The suit was brought by Yale Law School’s Veterans Legal Services Clinic on behalf of a Vietnam War veteran, Conley Monk Jr., whose applications for health care, home loans and education assistance were “repeatedly” turned away by the Department of Veterans Affairs, the court filing says. His advocates contend the case could help determine whether the federal government can be held liable for systemic prejudices that, over generations, have disadvantaged African Americans who served in the military and their families, potentially clearing a path for others to seek recompense.
“The negligence of VA leadership, and their failure to train, supervise, monitor, and instruct agency officials to take steps to identify and correct racial disparities, led to systematic benefits obstruction for Black veterans,” the complaint says. “VA leaders knew or should have known and negligently failed to redress.”
VA press secretary Terrence Hayes did not address the lawsuit but said in a statement that the agency is working to combat “institutional racism.” Officials are reviewing policies to serve veterans who wrongly received punitive discharges, which in most cases led VA to block their access to benefits, and contacting those pushed out the military to discuss how they can access some programs and care, he said.
“Throughout history, there have been unacceptable disparities in both VA benefits decisions and military discharge status due to racism, which have wrongly left Black veterans without access to VA care and benefits,” Hayes said. “We are actively working to right these wrongs.”
VA disability awards compensate veterans for injuries that result from military duty. Payments can range from hundreds to thousands of dollars per month while affording access to other VA programs and benefits intended to help them and their families thrive after their service obligations end.
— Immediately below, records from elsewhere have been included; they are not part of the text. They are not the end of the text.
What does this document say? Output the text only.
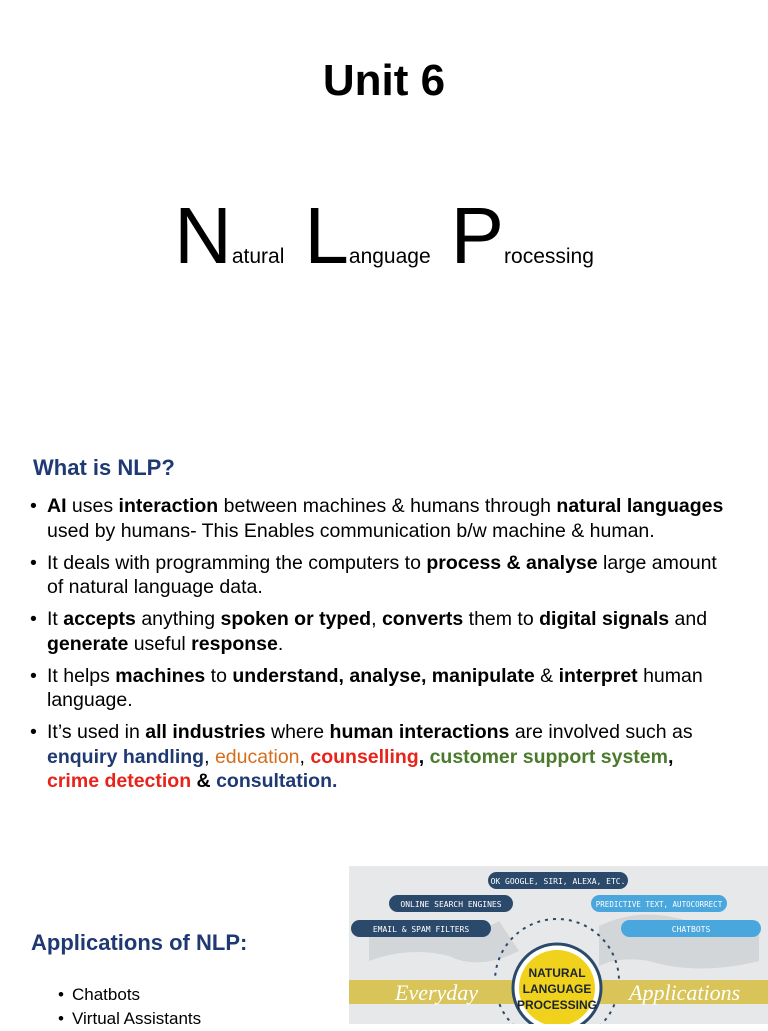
Unit 6
Natural Language Processing
What is NLP?
• AI uses interaction between machines & humans through natural languages used by humans- This Enables communication b/w machine & human.
• It deals with programming the computers to process & analyse large amount of natural language data.
• It accepts anything spoken or typed, converts them to digital signals and generate useful response.
• It helps machines to understand, analyse, manipulate & interpret human language.
• It’s used in all industries where human interactions are involved such as enquiry handling, education, counselling, customer support system,
crime detection & consultation.
Applications of NLP:
• Chatbots
• Virtual Assistants
NATURAL
LANGUAGE
PROCESSING
Everyday	Applications
OK GOOGLE, SIRI, ALEXA, ETC.
ONLINE SEARCH ENGINES
EMAIL & SPAM FILTERS
PREDICTIVE TEXT, AUTOCORRECT
CHATBOTS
VA determines an individual’s disability rating by evaluating the severity of service-connected injuries through medical documentation and other evidence.
VA produced the benefits data cited in the lawsuit following a complaint in federal court by the National Veterans Council for Legal Redress and the Black Veterans Project. It shows the agency fully approves about 30 percent of Black veterans’ disability claims; for White veterans, the figure is 37 percent. The Associated Press reported on the data in June. The information dates only to 2002 because, before then, VA did not link disability-claim decisions to individuals’ case files nor did it retain decision data, the suit said.
Richard Brookshire, an Army veteran who served in Afghanistan and is the co-founder of the Black Veterans Project, said it appears VA has never examined whether race was a factor in its benefits decisions. The consequence, he said, is the denial through “gross negligence” of generational wealth and social advancement for many Black veterans.
Brookshire said VA’s leaders have been unwilling to have the “difficult conversation” about racial bias. In 2017, the agency showed interest in assessing links between race and PTSD disability claims, but the effort was shelved due to staff shortages, according to Yale’s assessment of VA records.
Monk’s father served in a segregated Army unit during World War II and was denied VA disability payments for a stomach condition developed in the military, according to a separate administrative claim filed by the clinic. Monk Jr., who oversees his father’s estate, is seeking $1 million in damages for VA’s denial of his dad’s medical care and disability pay, which could have amounted to tens of thousands of dollars, according to the claim.
He worked as a driver responsible for hauling U.S. troops and supplies through areas thick with fighting. His truck was sometimes hit with gunfire, he said. During other missions, the roads were lined with enemy dead. In one horrifying instance, he watched another U.S. Marine run over a Vietnamese man, unsure whether the man was an attacker or an innocent bystander, the lawsuit says.
Monk said he developed post-traumatic stress but that no one at the time understood the condition. It would be another decade until PTSD was recognized by the American Psychiatric Association as a debilitating medical condition. When his service in Vietnam ended, Monk redeployed to a U.S. base in Japan, where he got into fights that landed him in jail. He took a deal, according to the filing, to waive his right to a court-martial and instead accept a punitive discharge from the Marines in 1970.
“Mr. Monk spent decades trying to obtain his rightfully owed benefits through VA’s administrative channels, but he was unaware of the pervasive and systematic racial bias affecting his eligibility for veterans’ benefits until VA disclosed long-withheld records” to the National Veterans Council for Legal Redress, the suit said, an organization Monk founded.